Given the following:
df = pl.DataFrame({'x': [0, 1,2,3,4,5,6,7,8,9,10]})
How would I best clip all values to between the 20th and 80th percentile?
I tried the built-in clip
function first:
df.with_column(
pl.col("x").clip(
min_val = pl.col("x").quantile(0.20),
max_val = pl.col("x").quantile(0.80)
)
.alias("clipped")
)
thread '<unnamed>' panicked at 'called `Result::unwrap()` on an `Err` value: PyErr { type: <class 'RuntimeError'>, value: RuntimeError('BindingsError: "row type not supported <polars.internals.expr.expr.Expr object at 0x0000016F4B3053C0>"'), traceback: None }', src\lazy\dsl.rs:351:53
Traceback (most recent call last):
File "C:\Users\BWT\Anaconda3\envs\tca_ml\lib\site-packages\IPython\core\interactiveshell.py", line 3398, in run_code
exec(code_obj, self.user_global_ns, self.user_ns)
File "<ipython-input-19-240f333898af>", line 2, in <cell line: 1>
pl.col("x").clip(
File "C:\Users\BWT\Anaconda3\envs\tca_ml\lib\site-packages\polars\internals\expr\expr.py", line 4840, in clip
return wrap_expr(self._pyexpr.clip(min_val, max_val))

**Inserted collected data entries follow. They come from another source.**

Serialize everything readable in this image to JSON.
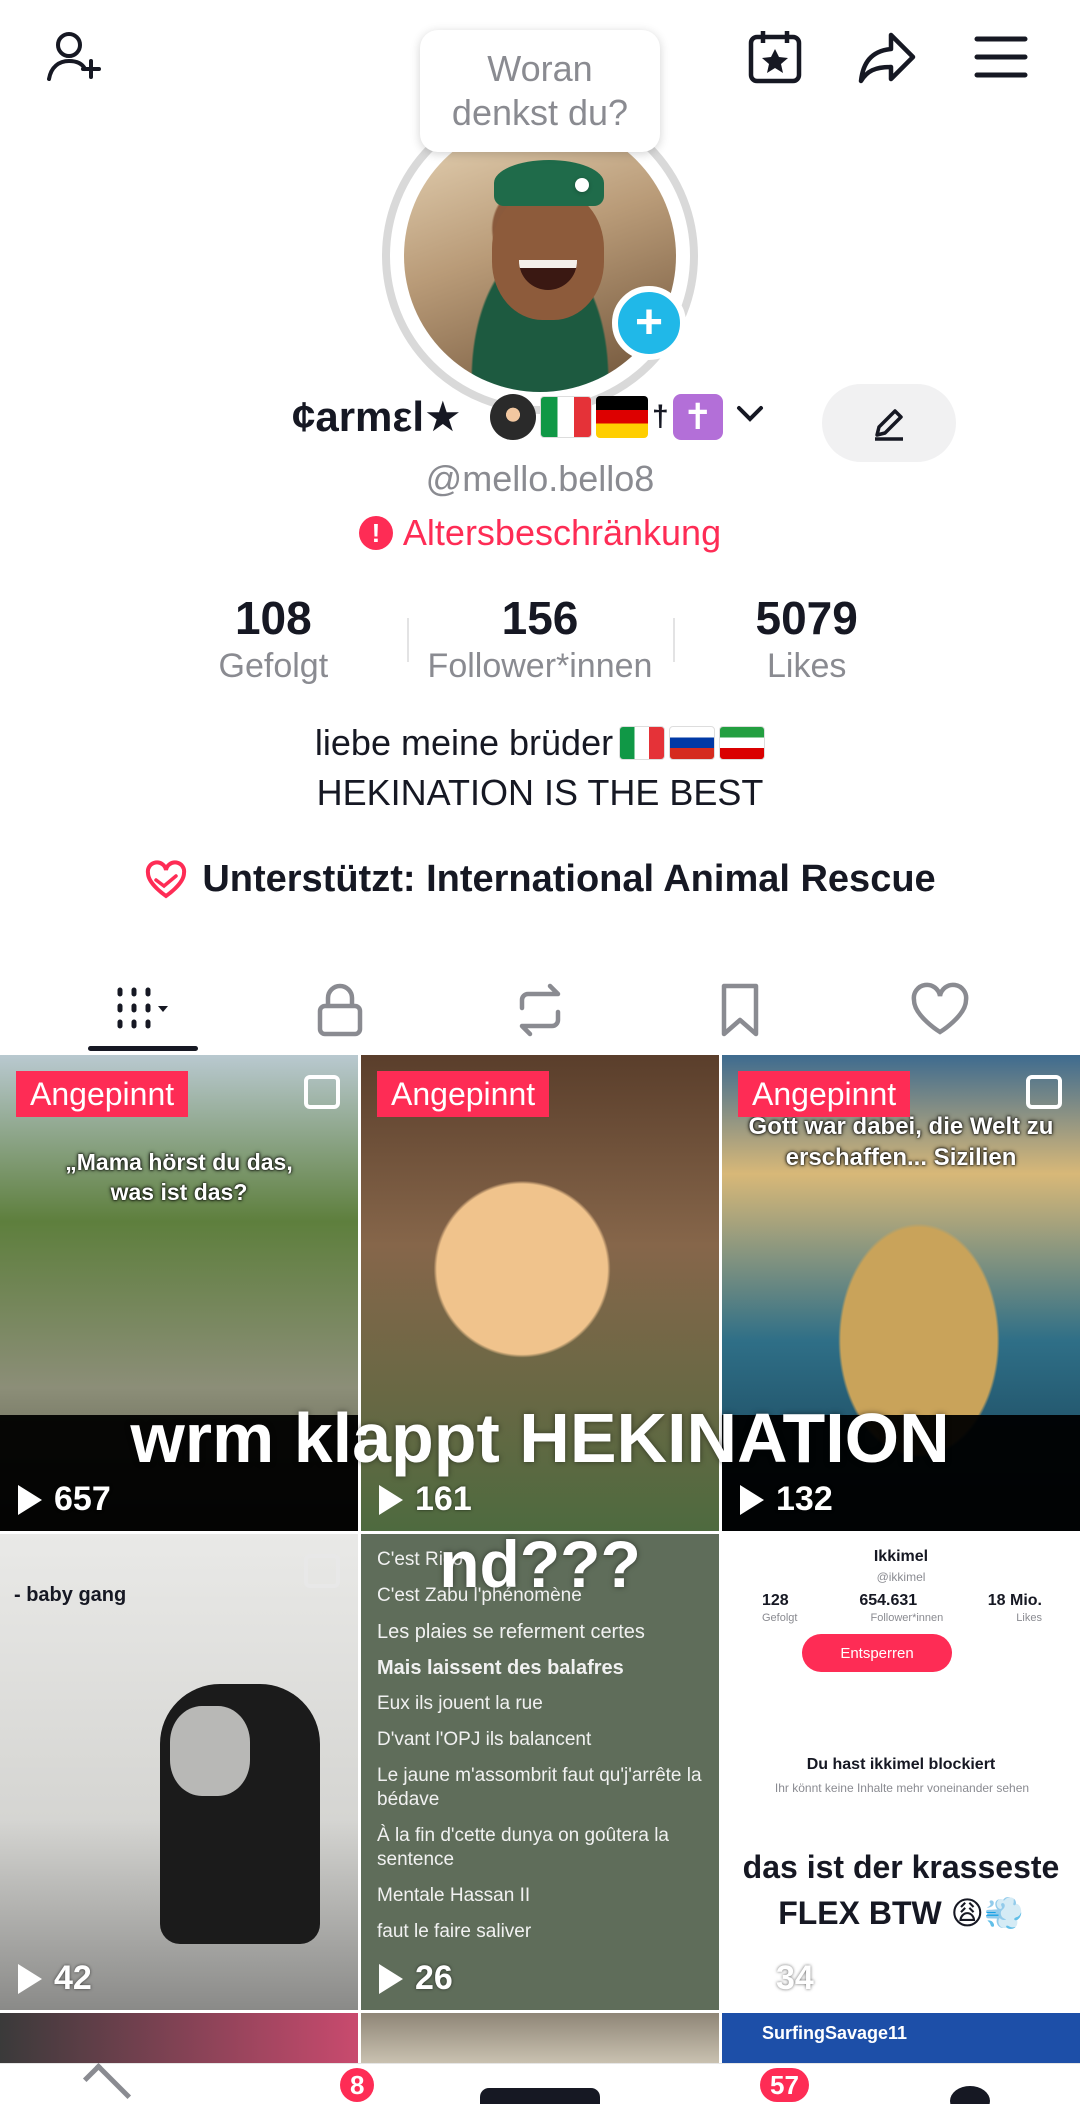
{
  "profile": {
    "bubble_text": "Woran denkst du?",
    "display_name": "¢armεl★",
    "cross_symbol": "✝",
    "username": "@mello.bello8",
    "age_restriction": "Altersbeschränkung",
    "stats": [
      {
        "value": "108",
        "label": "Gefolgt"
      },
      {
        "value": "156",
        "label": "Follower*innen"
      },
      {
        "value": "5079",
        "label": "Likes"
      }
    ],
    "bio_line1": "liebe meine brüder",
    "bio_line2": "HEKINATION IS THE BEST",
    "supports": "Unterstützt: International Animal Rescue"
  },
  "icons": {
    "add_friend": "add-user-icon",
    "calendar": "calendar-star-icon",
    "share": "share-icon",
    "menu": "menu-icon",
    "edit": "pencil-icon"
  },
  "colors": {
    "accent": "#fe2c55",
    "plus_badge": "#20b8e8"
  },
  "tiles": [
    {
      "pinned": "Angepinnt",
      "text": "„Mama hörst du das, was ist das?",
      "views": "657"
    },
    {
      "pinned": "Angepinnt",
      "text": "",
      "views": "161"
    },
    {
      "pinned": "Angepinnt",
      "text": "Gott war dabei, die Welt zu erschaffen... Sizilien",
      "views": "132"
    },
    {
      "pinned": "",
      "text": "- baby gang",
      "views": "42"
    },
    {
      "pinned": "",
      "text": "",
      "views": "26"
    },
    {
      "pinned": "",
      "text": "das ist der krasseste FLEX BTW 😩💨",
      "views": "34"
    }
  ],
  "tile5_lyrics": [
    "C'est Rico",
    "C'est Zabu l'phénomène",
    "Les plaies se referment certes",
    "Mais laissent des balafres",
    "Eux ils jouent la rue",
    "D'vant l'OPJ ils balancent",
    "Le jaune m'assombrit faut qu'j'arrête la bédave",
    "À la fin d'cette dunya on goûtera la sentence",
    "Mentale Hassan II",
    "faut le faire saliver"
  ],
  "tile6_profile": {
    "name": "Ikkimel",
    "handle": "@ikkimel",
    "stats": [
      "128",
      "654.631",
      "18 Mio."
    ],
    "labels": [
      "Gefolgt",
      "Follower*innen",
      "Likes"
    ],
    "button": "Entsperren",
    "blocked": "Du hast ikkimel blockiert",
    "blocked_sub": "Ihr könnt keine Inhalte mehr voneinander sehen"
  },
  "overlay_caption": {
    "line1": "wrm klappt HEKINATION",
    "line2": "nd???"
  },
  "row3_label": "SurfingSavage11",
  "bottom_nav": {
    "inbox_badge": "8",
    "messages_badge": "57"
  }
}
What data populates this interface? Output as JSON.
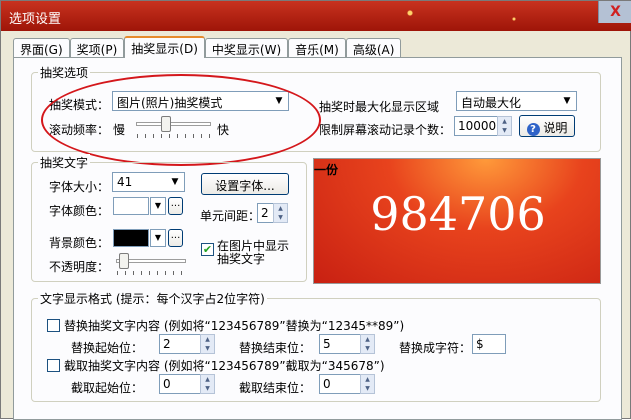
{
  "window": {
    "title": "选项设置",
    "close": "X"
  },
  "tabs": [
    "界面(G)",
    "奖项(P)",
    "抽奖显示(D)",
    "中奖显示(W)",
    "音乐(M)",
    "高级(A)"
  ],
  "draw_options": {
    "legend": "抽奖选项",
    "mode_label": "抽奖模式：",
    "mode_value": "图片(照片)抽奖模式",
    "speed_label": "滚动频率：",
    "speed_slow": "慢",
    "speed_fast": "快",
    "speed_level": 0.35,
    "maximize_label": "抽奖时最大化显示区域",
    "maximize_value": "自动最大化",
    "limit_label": "限制屏幕滚动记录个数：",
    "limit_value": "10000",
    "help_button": "说明"
  },
  "draw_text": {
    "legend": "抽奖文字",
    "size_label": "字体大小：",
    "size_value": "41",
    "set_font_button": "设置字体...",
    "color_label": "字体颜色：",
    "spacing_label": "单元间距：",
    "spacing_value": "2",
    "bg_color_label": "背景颜色：",
    "opacity_label": "不透明度：",
    "opacity_level": 0.05,
    "show_in_image_label": "在图片中显示抽奖文字",
    "show_in_image_checked": true,
    "more": "..."
  },
  "preview": {
    "label": "一份",
    "number": "984706"
  },
  "text_format": {
    "legend": "文字显示格式 (提示：每个汉字占2位字符)",
    "replace_label": "替换抽奖文字内容 (例如将“123456789”替换为“12345**89”)",
    "replace_start_label": "替换起始位：",
    "replace_start_value": "2",
    "replace_end_label": "替换结束位：",
    "replace_end_value": "5",
    "replace_with_label": "替换成字符：",
    "replace_with_value": "$",
    "cut_label": "截取抽奖文字内容 (例如将“123456789”截取为“345678”)",
    "cut_start_label": "截取起始位：",
    "cut_start_value": "0",
    "cut_end_label": "截取结束位：",
    "cut_end_value": "0"
  },
  "colors": {
    "title_bar": "#b8200e",
    "annotation": "#d4171b",
    "tab_highlight": "#e68b2c"
  }
}
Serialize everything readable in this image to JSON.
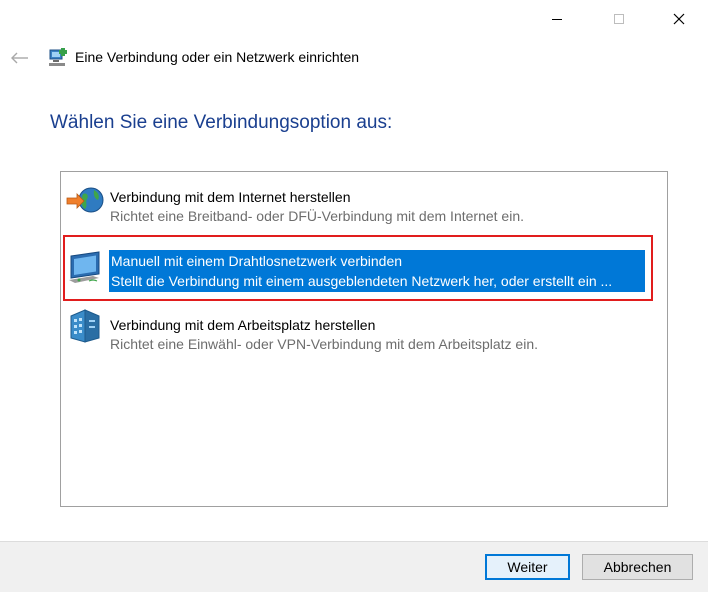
{
  "window": {
    "title": "Eine Verbindung oder ein Netzwerk einrichten",
    "icon": "network-setup-icon",
    "controls": [
      "minimize-icon",
      "maximize-icon",
      "close-icon"
    ],
    "back_icon": "back-arrow-icon"
  },
  "heading": "Wählen Sie eine Verbindungsoption aus:",
  "options": [
    {
      "title": "Verbindung mit dem Internet herstellen",
      "description": "Richtet eine Breitband- oder DFÜ-Verbindung mit dem Internet ein.",
      "icon": "globe-internet-icon",
      "selected": false
    },
    {
      "title": "Manuell mit einem Drahtlosnetzwerk verbinden",
      "description": "Stellt die Verbindung mit einem ausgeblendeten Netzwerk her, oder erstellt ein ...",
      "icon": "wireless-computer-icon",
      "selected": true
    },
    {
      "title": "Verbindung mit dem Arbeitsplatz herstellen",
      "description": "Richtet eine Einwähl- oder VPN-Verbindung mit dem Arbeitsplatz ein.",
      "icon": "workplace-building-icon",
      "selected": false
    }
  ],
  "buttons": {
    "next": "Weiter",
    "cancel": "Abbrechen"
  },
  "colors": {
    "heading": "#1a3f8f",
    "selection": "#0078d7",
    "highlight_border": "#e11d1d"
  }
}
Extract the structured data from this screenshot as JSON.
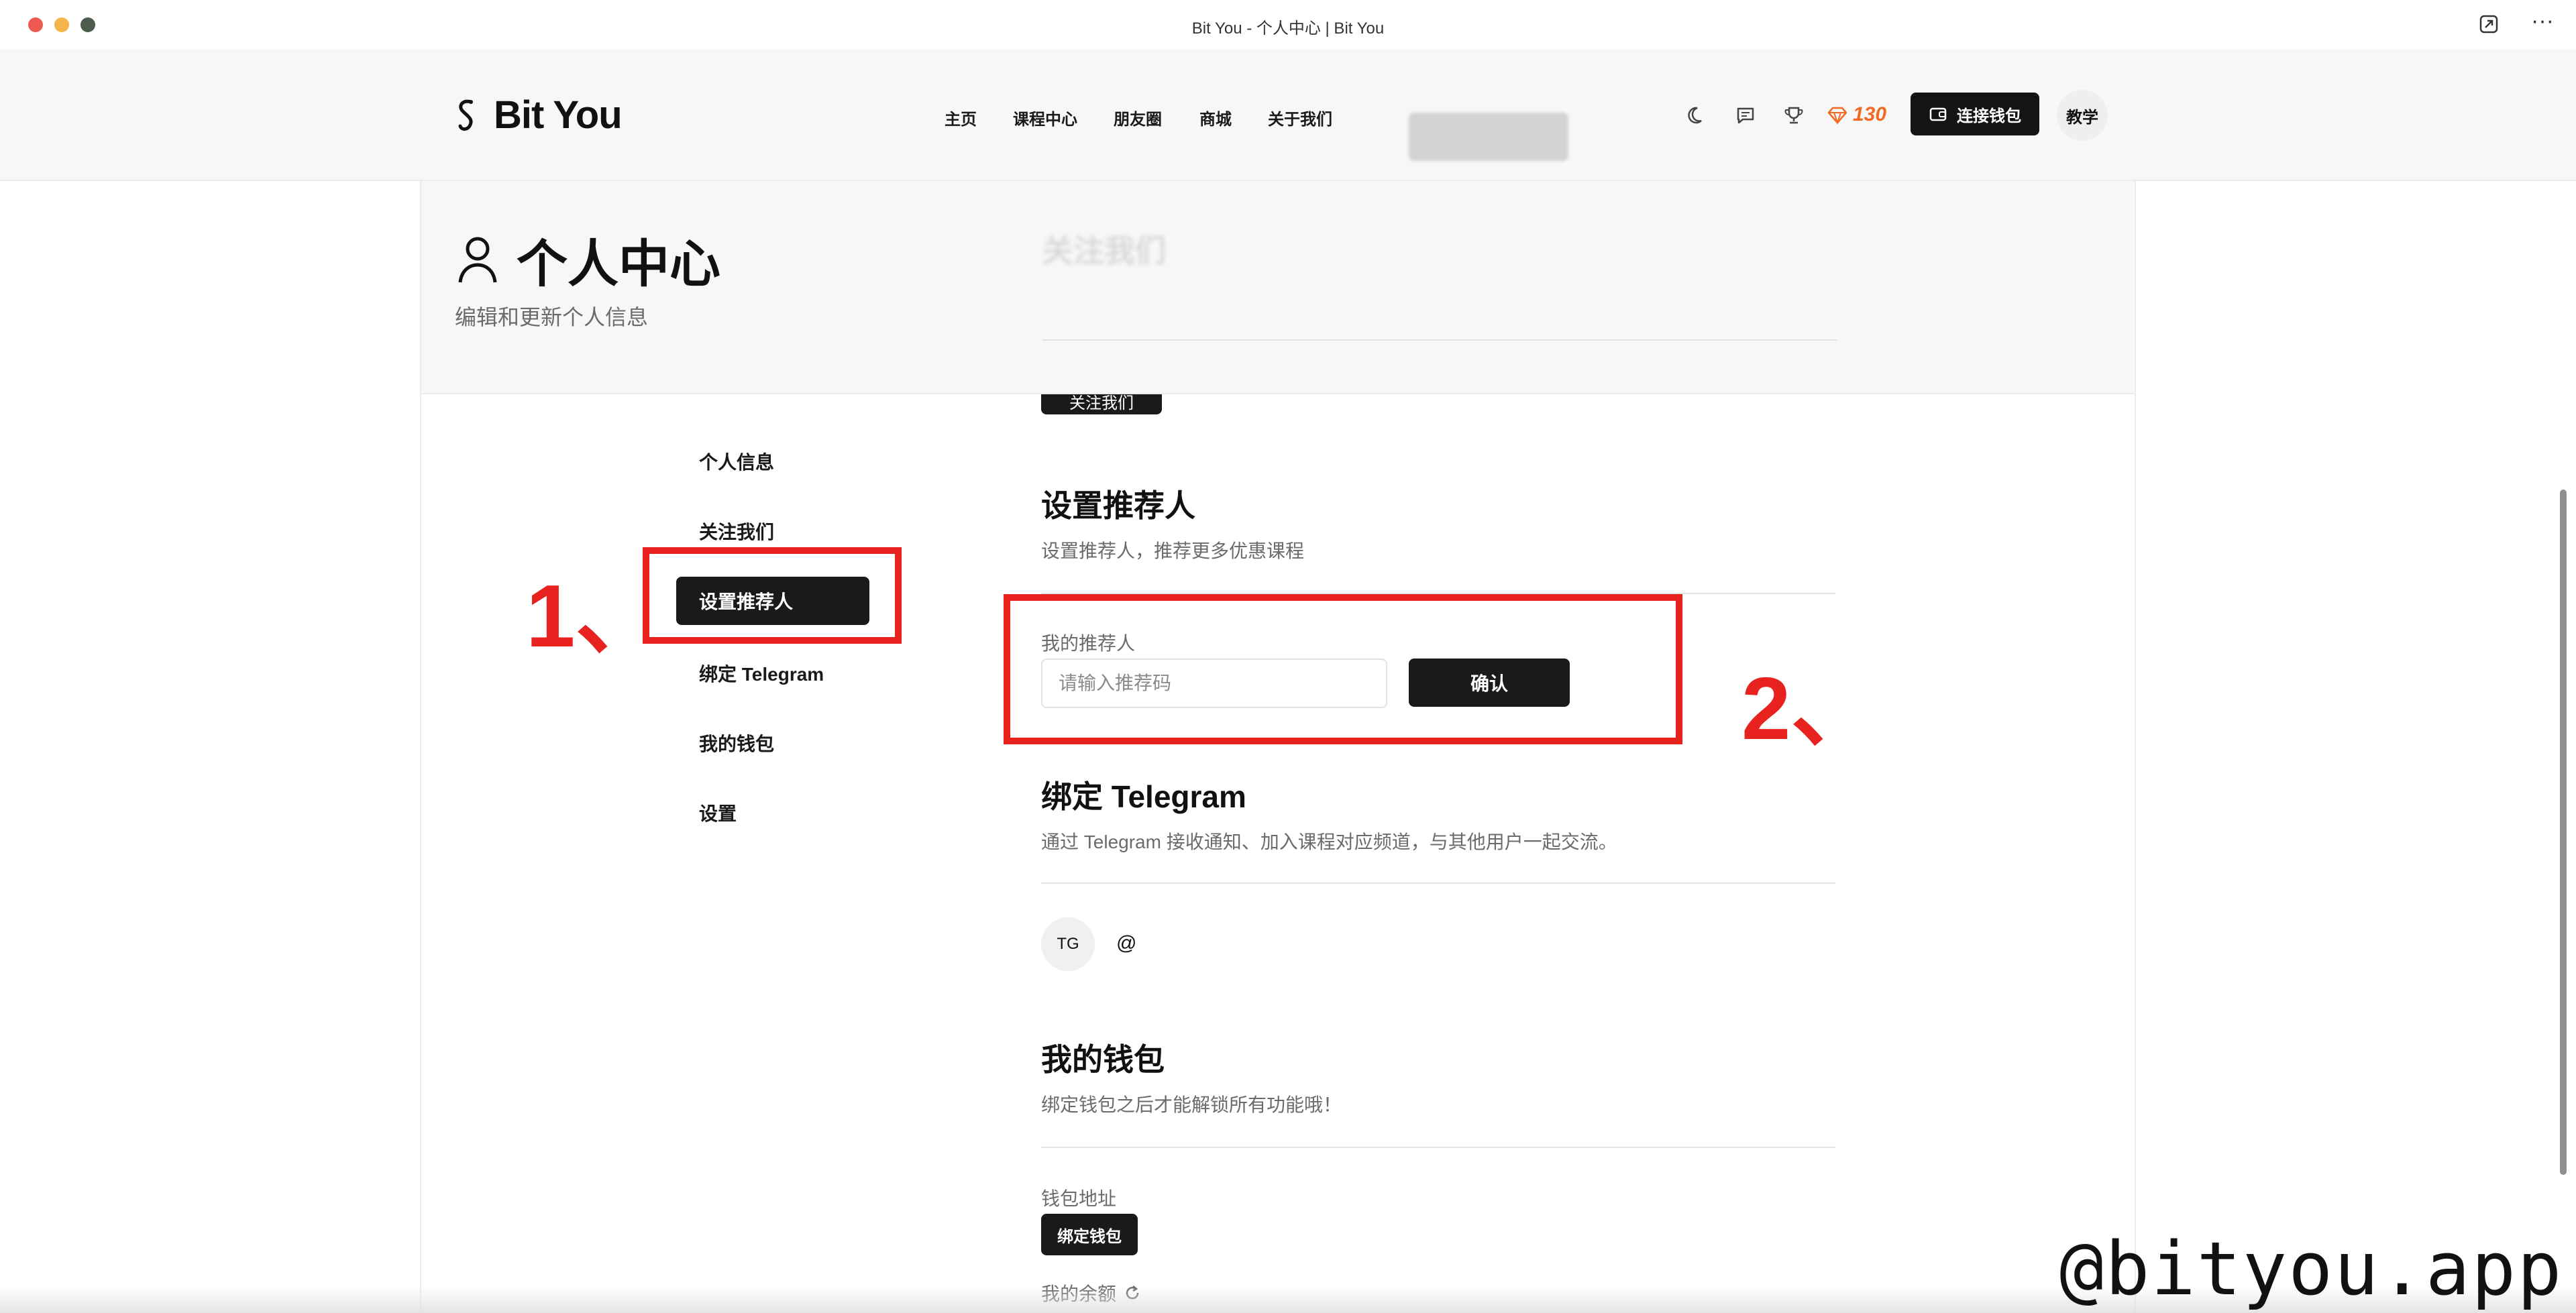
{
  "window": {
    "title": "Bit You - 个人中心 | Bit You"
  },
  "brand": {
    "name": "Bit You"
  },
  "nav": {
    "items": [
      "主页",
      "课程中心",
      "朋友圈",
      "商城",
      "关于我们"
    ]
  },
  "header": {
    "points": "130",
    "connect_wallet": "连接钱包",
    "teach": "教学"
  },
  "hero": {
    "title": "个人中心",
    "subtitle": "编辑和更新个人信息"
  },
  "sidebar": {
    "items": [
      "个人信息",
      "关注我们",
      "设置推荐人",
      "绑定 Telegram",
      "我的钱包",
      "设置"
    ],
    "active_index": 2
  },
  "follow": {
    "x_button": "关注我们"
  },
  "referral": {
    "title": "设置推荐人",
    "description": "设置推荐人，推荐更多优惠课程",
    "label": "我的推荐人",
    "placeholder": "请输入推荐码",
    "confirm": "确认"
  },
  "telegram": {
    "title": "绑定 Telegram",
    "description": "通过 Telegram 接收通知、加入课程对应频道，与其他用户一起交流。",
    "avatar": "TG",
    "handle": "@"
  },
  "wallet": {
    "title": "我的钱包",
    "description": "绑定钱包之后才能解锁所有功能哦！",
    "address_label": "钱包地址",
    "bind_button": "绑定钱包",
    "balance_label": "我的余额"
  },
  "annotations": {
    "step1": "1、",
    "step2": "2、",
    "color": "#e8231f"
  },
  "watermark": "@bityou.app",
  "colors": {
    "accent": "#f26a21",
    "dark": "#1a1a1a"
  }
}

pyo3_runtime.PanicException: called `Result::unwrap()` on an `Err` value: PyErr { type: <class 'RuntimeError'>, value: RuntimeError('BindingsError: "row type not supported <polars.internals.expr.expr.Expr object at 0x0000016F4B3053C0>"'), traceback: None }
The following works and yields the expected results, but is rather ugly and in my opinion:
>>> lower = pl.col("x").quantile(0.20)
>>> upper = pl.col("x").quantile(0.80)
>>> df.with_columns(
[
pl.when(pl.col("x") < lower)
.then(lower))
.when(pl.col("x") > upper)
.then(upper)
.otherwise(pl.col("x"))
.alias("clipped")
]
)
Out[31]:
shape: (11, 2)
┌─────┬─────────┐
│ x ┆ clipped │
│ --- ┆ --- │
│ i64 ┆ f64 │
╞═════╪═════════╡
│ 0 ┆ 2.0 │
├╌╌╌╌╌┼╌╌╌╌╌╌╌╌╌┤
│ 1 ┆ 2.0 │
├╌╌╌╌╌┼╌╌╌╌╌╌╌╌╌┤
│ 2 ┆ 2.0 │
├╌╌╌╌╌┼╌╌╌╌╌╌╌╌╌┤
│ 3 ┆ 3.0 │
├╌╌╌╌╌┼╌╌╌╌╌╌╌╌╌┤
│ ... ┆ ... │
├╌╌╌╌╌┼╌╌╌╌╌╌╌╌╌┤
│ 7 ┆ 7.0 │
├╌╌╌╌╌┼╌╌╌╌╌╌╌╌╌┤
│ 8 ┆ 8.0 │
├╌╌╌╌╌┼╌╌╌╌╌╌╌╌╌┤
│ 9 ┆ 8.0 │
├╌╌╌╌╌┼╌╌╌╌╌╌╌╌╌┤
│ 10 ┆ 8.0 │
└─────┴─────────┘
What would be the best way to do this without making it overly verbose?